Even if you let your dough rise for ten days, if you don’t cook it properly, then you have to be ready to keep a bottle of water next to your bedside table.
Now, I know you want me to take a stance and cast my vote! If you have been following me at least for a little while, you know that I always aim for a long rising time, as I explained in my Pizza Dough Tutorial video on YouTube. The reason being that long rising will enhance the taste of your final product, be it pizza or bread.
But I also say that, even when you let your dough rise for ten days, if you don’t cook it properly, then you have to be ready to keep a bottle of water next to your bedside table.
You’ve got to bake your pizza right.
In fact, here’s the second reason why you might get thirsty after you eat pizza.

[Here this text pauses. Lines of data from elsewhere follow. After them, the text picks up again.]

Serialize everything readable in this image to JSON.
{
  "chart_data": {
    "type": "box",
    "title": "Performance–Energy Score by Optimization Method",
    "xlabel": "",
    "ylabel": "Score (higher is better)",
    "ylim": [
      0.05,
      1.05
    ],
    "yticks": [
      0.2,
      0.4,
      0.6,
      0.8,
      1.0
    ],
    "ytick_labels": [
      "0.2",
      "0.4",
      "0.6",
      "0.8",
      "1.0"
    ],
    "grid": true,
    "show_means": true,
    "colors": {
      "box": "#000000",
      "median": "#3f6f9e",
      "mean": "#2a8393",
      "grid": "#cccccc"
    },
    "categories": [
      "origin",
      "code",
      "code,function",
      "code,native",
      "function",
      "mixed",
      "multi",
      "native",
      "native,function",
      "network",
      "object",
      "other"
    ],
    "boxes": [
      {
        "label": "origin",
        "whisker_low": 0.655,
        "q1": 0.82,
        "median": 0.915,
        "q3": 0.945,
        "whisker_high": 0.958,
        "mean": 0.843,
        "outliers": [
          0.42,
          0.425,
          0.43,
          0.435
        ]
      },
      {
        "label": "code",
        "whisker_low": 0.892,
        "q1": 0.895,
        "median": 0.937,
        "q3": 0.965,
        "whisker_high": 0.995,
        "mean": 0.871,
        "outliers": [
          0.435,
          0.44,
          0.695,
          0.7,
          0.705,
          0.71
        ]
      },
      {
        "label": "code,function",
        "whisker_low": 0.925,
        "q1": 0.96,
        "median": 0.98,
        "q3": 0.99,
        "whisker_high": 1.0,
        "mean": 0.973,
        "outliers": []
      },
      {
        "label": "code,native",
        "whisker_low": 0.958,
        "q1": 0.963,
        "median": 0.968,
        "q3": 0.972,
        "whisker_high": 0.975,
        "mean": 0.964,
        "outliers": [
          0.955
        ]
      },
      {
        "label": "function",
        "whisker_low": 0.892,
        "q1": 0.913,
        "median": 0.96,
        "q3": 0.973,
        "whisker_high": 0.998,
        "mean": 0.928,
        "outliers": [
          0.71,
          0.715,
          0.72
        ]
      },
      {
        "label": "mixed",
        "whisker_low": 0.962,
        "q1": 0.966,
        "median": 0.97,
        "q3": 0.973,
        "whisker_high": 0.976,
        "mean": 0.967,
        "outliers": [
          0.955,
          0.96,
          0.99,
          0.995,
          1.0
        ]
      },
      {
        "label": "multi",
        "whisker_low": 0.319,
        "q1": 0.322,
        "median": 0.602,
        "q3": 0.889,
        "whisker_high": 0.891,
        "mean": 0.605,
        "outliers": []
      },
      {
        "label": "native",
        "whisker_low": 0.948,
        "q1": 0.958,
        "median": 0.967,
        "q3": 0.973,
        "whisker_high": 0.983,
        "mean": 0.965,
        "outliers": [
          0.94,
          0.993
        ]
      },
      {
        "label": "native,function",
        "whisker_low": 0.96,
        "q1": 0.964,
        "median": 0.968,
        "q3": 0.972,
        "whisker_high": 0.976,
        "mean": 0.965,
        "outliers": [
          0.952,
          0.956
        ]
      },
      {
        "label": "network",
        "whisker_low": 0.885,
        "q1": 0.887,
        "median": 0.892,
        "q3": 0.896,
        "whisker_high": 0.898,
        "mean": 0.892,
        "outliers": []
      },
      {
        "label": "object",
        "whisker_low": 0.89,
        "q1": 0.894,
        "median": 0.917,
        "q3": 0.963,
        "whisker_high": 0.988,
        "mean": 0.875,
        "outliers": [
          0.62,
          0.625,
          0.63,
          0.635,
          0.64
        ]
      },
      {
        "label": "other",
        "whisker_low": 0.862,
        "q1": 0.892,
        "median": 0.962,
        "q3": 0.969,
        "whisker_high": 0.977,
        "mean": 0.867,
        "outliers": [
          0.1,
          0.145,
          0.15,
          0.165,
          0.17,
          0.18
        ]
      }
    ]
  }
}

It’s more important than the previous one, in my opinion.
You know, when I make pancakes, I cook them straight away after I whip the batter. I don’t let them rest for an undetermined amount of time. But I cook them thoroughly. I wait for some bubbles to appear on the surface, then I flip the pancake and wait for it to be done.
I swear I never get thirsty after I eat pancakes….UNLESS, for some reason or another I don’t cook them right and the inner part is still kind of runny. Usually it’s some kind of accident!
Same for your pizza: if it’s undercooked, it means that you didn't drive all the moisture out. The dough will be heavy, a bit sticky and not stomach friendly at all. Pass me my bottle, please 🍶
You might want to watch my YouTube video about his topic 📺
The ultimate reason
Finally, what I think is the thing that most likely will make you want to drink a whole Olympic swimming pool: the toppings! I’m referring both to their amount and their nature.
Think about one of the most loved toppings, that is pepperoni. It’s so tasty, isn’t it? And it’s full of salt, typically around 4%! Ham contains around 2% while prosciutto goes easily up to 6%! And what about cheeses? The range is quite wide: Pecorino’s salt content is around 4.5% and Feta’s 3.6%. Luckily, there are good ones: 100 grams of mozzarella, pizza cheese par excellence, contain only 0.5 grams of salt.
Now, what happens when you make or order your beloved Meat Feast pizza?
Bad news, you swallow way more than your recommended daily salt intake, that is 2.3 grams per day. And that’s considering JUST THE TOPPINGS 😱
Besides, we pizza makers use a lot of salt when we prepare our pizza dough. For some reason we’re taught to use those hefty amounts. Until just a few weeks ago, my dough recipe called for about 3% salt, which means around 4 grams in a single dough ball. Recently, after reading some articles about salt and its effects on our health, I became kind of obsessed with it. I then tweaked my recipe and turned the amount of salt down to around 2.2%.
In conclusion, don't be too heavy handed when it's time to top up your pizza, make sure it's baked right and you won't have any problem! Do your experiments with short/long rising times and let me know what you think about it.